Presented by Howard C. Hang
B.S., Harvey Mudd College
Analysis of Small Molecule Inhibitors Aimed at Bacterial Virulence
Humans are constantly exposed to bacteria. The colonization of our tissues with beneficial microbes after birth can help our metabolism and shape our immune system. Unfortunately, we also occasionally encounter harmful bacteria that can cause deadly diseases. As you may know from the World Health Organization and general press, we are running out of ways to treat bacterial infections due to increasing resistance to currently available antibiotics and a limited pipeline of new drugs. My laboratory has therefore been interested in developing molecules that selectively disarm bacterial pathogens without killing the helpful commensal bacteria.
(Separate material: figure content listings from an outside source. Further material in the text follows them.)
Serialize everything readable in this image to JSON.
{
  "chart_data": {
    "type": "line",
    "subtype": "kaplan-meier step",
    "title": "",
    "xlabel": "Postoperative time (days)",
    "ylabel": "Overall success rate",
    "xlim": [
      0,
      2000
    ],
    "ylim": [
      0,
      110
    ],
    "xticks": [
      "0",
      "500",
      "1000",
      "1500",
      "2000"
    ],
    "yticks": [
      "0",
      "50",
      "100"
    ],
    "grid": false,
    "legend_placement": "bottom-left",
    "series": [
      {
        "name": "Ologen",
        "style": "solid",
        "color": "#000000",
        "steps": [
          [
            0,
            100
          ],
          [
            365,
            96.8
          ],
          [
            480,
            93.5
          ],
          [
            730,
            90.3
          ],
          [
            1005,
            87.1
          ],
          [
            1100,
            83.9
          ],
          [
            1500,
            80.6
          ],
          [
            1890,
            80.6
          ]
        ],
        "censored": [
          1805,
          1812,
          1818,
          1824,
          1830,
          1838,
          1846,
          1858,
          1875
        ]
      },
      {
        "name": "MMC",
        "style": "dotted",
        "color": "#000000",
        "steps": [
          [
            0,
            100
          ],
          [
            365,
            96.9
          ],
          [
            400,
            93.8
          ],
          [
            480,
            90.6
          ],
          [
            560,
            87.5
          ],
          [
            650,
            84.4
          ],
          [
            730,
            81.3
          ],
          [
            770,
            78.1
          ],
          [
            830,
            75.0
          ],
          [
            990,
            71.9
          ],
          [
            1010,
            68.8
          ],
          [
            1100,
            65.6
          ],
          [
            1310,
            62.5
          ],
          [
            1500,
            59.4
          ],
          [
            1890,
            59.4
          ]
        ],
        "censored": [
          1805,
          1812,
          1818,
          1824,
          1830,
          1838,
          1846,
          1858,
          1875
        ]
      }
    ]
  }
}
Toward this goal, Paul Dossa was the first graduate in my laboratory to embark on the discovery and characterization of drug-like compounds that can block specific pathways in bacterial pathogens required for infection. During his thesis studies, Paul helped discover and characterize small molecules from medicinal plants that can inhibit infection from bacterial pathogens such as Salmonella typhimurium. Paul’s thesis work has also helped understand the mechanism of action for other synthetic molecules that can inhibit Salmonella infection, which has yielded a new class of drug-like molecules for the development of anti-infectives in the future. His work has paved an important foundation for future studies on anti-infective molecules in my laboratory.
I would like to thank him for his contributions and wish him the best in the future.